After the closing of the sale of a dental practice, the buyer should be prepared to re-do any defective dentistry that is thus presented. Your purchase agreement should contain who will correct the defective dentistry at no charge to the patient. More specifically, your purchase agreement should determine where the corrective procedure will be done, whose cost it will be at, and whether or not the buyer of the practice will do the work for the seller for a fee. The purchase agreement should also clarify the exact length of time that the seller may be bound to execute any re-dos.
Warranties and representations are those things upon which a buyer relies on when determining whether or not he is purchasing a reputable dental practice. As such, it is important to have this information executed in writing. Examples of warranties that a seller might make are whether or not he has ever had any issues with his license, whether there are any liens against the practice or property, whether the income of the practice and expenses are true and correct, and whether there have ever been any violations regarding third-party billing or insurance. Because warranties and representations can influence how much a buyer would pay, it is prudent to include all such related concerns within the purchase agreement.
There are several other issues that should be considered when developing a purchase agreement. For instance, you should decide whether or not you would like to incorporate your business. Incorporating protects you, as a dental practice owner, from personal liability in your business, except for the commission of malpractice. In addition to this, an incorporated practice allows for the collection of disability and health insurance before taxes, as well as for peace of mind regarding the frequency of IRS audits.
Aside from incorporating, you should consider any risks you may be open to regarding the office space you may lease. In purchasing a dental practice, you might assume the lease of the seller to assist with a smooth transition. However, you should have legal counsel review the lease that you will be assuming, in case the seller did not scrutinize his own contract carefully. For instance, if you go forth and assume the lease as is, it is possible that the landlord might have included unfair language regarding acts of God, seizure of the property, or a right to relocate a tenant.

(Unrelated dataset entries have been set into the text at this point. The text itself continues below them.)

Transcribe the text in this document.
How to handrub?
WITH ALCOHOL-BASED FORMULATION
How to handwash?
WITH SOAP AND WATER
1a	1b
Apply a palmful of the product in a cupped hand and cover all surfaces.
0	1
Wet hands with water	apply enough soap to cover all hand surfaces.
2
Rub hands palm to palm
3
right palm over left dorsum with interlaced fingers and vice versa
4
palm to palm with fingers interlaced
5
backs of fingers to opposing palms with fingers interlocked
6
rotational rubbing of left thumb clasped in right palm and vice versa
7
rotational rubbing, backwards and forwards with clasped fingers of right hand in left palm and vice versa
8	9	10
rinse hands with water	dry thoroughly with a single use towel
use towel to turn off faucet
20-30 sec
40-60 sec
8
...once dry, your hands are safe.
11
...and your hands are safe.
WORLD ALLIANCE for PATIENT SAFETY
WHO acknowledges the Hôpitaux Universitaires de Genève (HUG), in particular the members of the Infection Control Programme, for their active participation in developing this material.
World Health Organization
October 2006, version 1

To further reduce any risk of liability, you should consider drafting your own employee manual. As there are many specific policies that must conform with local, state, and/or federal law, it would provide peace of mind for you to draft a manual that you are certain contains all legal requirements. For instance, you will need to include harassment and equal opportunity clauses, along with information regarding pay, vacation time, holidays, and more. Additionally, the presentation of a new employee manual may help diffuse any issues regarding any retained or new employees as they will have a new set of standards with which to familiarize themselves. We recommend HR for Health to ensure you are 100% compliant with all the complex HR laws that apply to your dental practice.
When considering the sale or purchase of a dental practice, the asset purchase agreement is the key to protecting yourself and/or your potential new assets. By preparing carefully in advance, as well as consulting with your CPA and legal counsel, you can rest assured that you have made the best decisions possible relating to your newest venture.